Meet the Bounty Hunter Who Is Blowing the Whistle on Medicare

If only huh?
If only huh?

The truth is almost no one in government, with the exception of a very small (but growing) group in Congress, cares about where your tax dollars go. It doesn’t matter. What matters is that the beast is fed, the continents placated with “gifts,” and that the status quo remains the status quo. The folks in Washington, law makers and bureaucracy alike, know that they’ve got a good thing going for themselves.

Consider that roughly half of Americans pay no federal income tax. Consider that many of the people who pay no federal income tax benefit from various government programs which contribute their collective bottom lines. Consider also that many many corporations and other special interests benefit from government programs of one or another sort. Consider that with each year the government becomes more powerful.

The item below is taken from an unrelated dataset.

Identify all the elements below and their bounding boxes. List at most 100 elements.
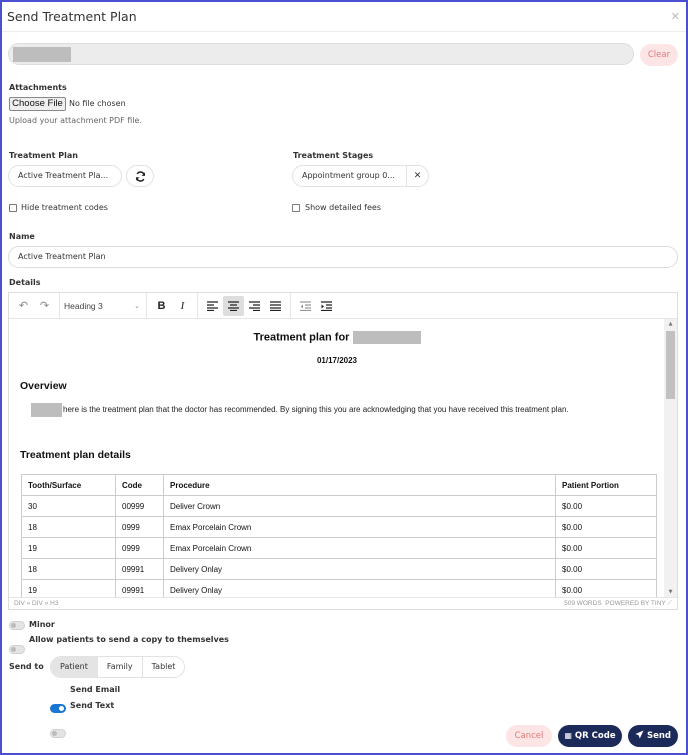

No wonder the middle class, which pays a large chunk of the tax bill in this country feels increasingly shafted.

(From The Washington Free Beacon)

The Centers for Medicare and Medicaid Services (CMS) repeatedly handcuffed ACLR, the claims contend. Bureaucrats made their position plain at the outset, telling the company at a February 2011 “kickoff party” that they wanted to “minimize the impact on plan sponsors,” primarily the major pharmacy chains whose powerful benefit managers are key intermediaries in the prescription program. The bureaucrats did not want to recover “too much money,” according to the claims.

During a November 2011 conference call on which ACLR insisted on recovery efforts, a government contracting officer warned company officials darkly, “We all know that’s not in your best interests,” the claim states. And a former ACLR executive said another bureaucrat once screamed at him and left the room rather than discuss the possibility of getting back large sums.

The government would not comment for this article but denies the charges in its response to the motions. Justice Department lawyers in effect sided with the Medicare payees, stating that “plan sponsors expressed concerns over the large number of (prescriptions) misidentified as improper by ACLR.” The matter is currently pending.